『ボーイミーツマリア』の最新刊・次巻発売日・全巻情報まとめ
この作品について
高校演劇部に所属する主人公・太一は、ある日転校生の少女・マリアに一目惚れする。だが、マリアは実は「男の子」だった――。戸惑いながらも惹かれていく太一。一方でマリアもまた、複雑な過去を抱えている。ひと夏の青春が、二人の秘密を巡って動き出す……。

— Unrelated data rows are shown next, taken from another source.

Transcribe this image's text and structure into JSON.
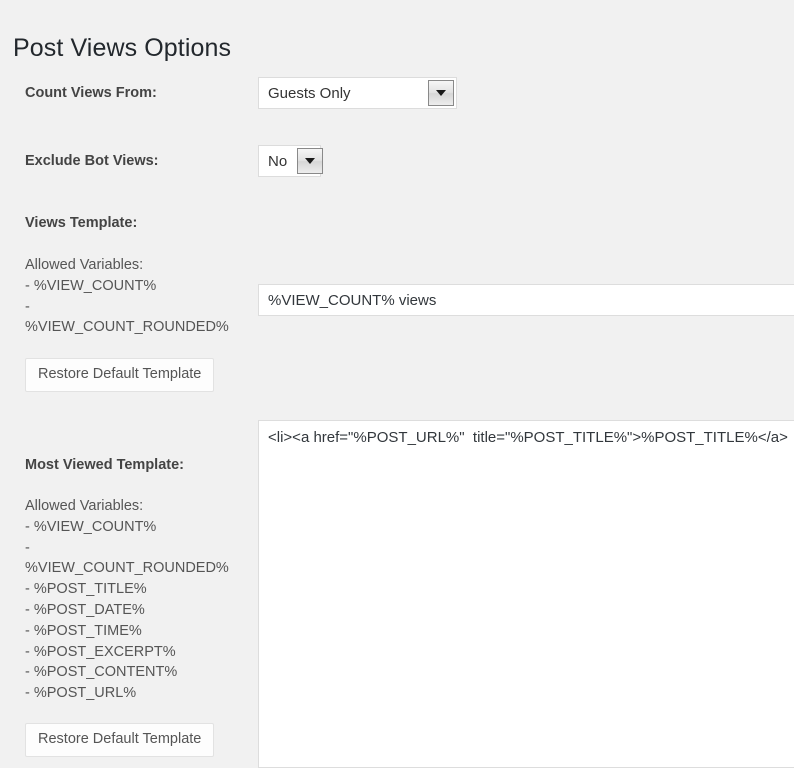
{
  "page": {
    "title": "Post Views Options"
  },
  "fields": {
    "count_views_from": {
      "label": "Count Views From:",
      "value": "Guests Only",
      "arrow_icon": "chevron-down-icon"
    },
    "exclude_bot_views": {
      "label": "Exclude Bot Views:",
      "value": "No",
      "arrow_icon": "chevron-down-icon"
    },
    "views_template": {
      "label": "Views Template:",
      "allowed_variables_heading": "Allowed Variables:",
      "allowed_variables": [
        "- %VIEW_COUNT%",
        "-",
        "%VIEW_COUNT_ROUNDED%"
      ],
      "value": "%VIEW_COUNT% views",
      "restore_label": "Restore Default Template"
    },
    "most_viewed_template": {
      "label": "Most Viewed Template:",
      "allowed_variables_heading": "Allowed Variables:",
      "allowed_variables": [
        "- %VIEW_COUNT%",
        "-",
        "%VIEW_COUNT_ROUNDED%",
        "- %POST_TITLE%",
        "- %POST_DATE%",
        "- %POST_TIME%",
        "- %POST_EXCERPT%",
        "- %POST_CONTENT%",
        "- %POST_URL%"
      ],
      "value": "<li><a href=\"%POST_URL%\"  title=\"%POST_TITLE%\">%POST_TITLE%</a>",
      "restore_label": "Restore Default Template"
    }
  },
  "colors": {
    "page_background": "#f1f1f1",
    "title_text": "#23282d",
    "label_text": "#444444",
    "helper_text": "#555555",
    "input_background": "#ffffff",
    "input_border": "#dddddd"
  }
}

KADOKAWA『月刊コミック電撃大王』で連載された本作は、性別違和や自己認識をテーマに据えながらも、説教臭さとは無縁の作品だ。作者の永井三郎は『ヨルとネル』でも少年少女の危うい関係性を描いてきたが、本作ではその手腕がさらに研ぎ澄まされている。この作品が優れているのは、マリアの性自認を「物語を彩る設定」として消費せず、当事者の痛みと願望を丁寧に掬い上げる点です。同時に、太一という「普通の高校生」の揺れ動く感情もまた誠実に描かれる。BLでも百合でもない、「人と人が出会い、理解し合おうとする物語」として昇華されているのです。
読後には静かな余韻が残ります。誰かを好きになるとはどういうことか。その問いに、この一冊は真摯に向き合っています。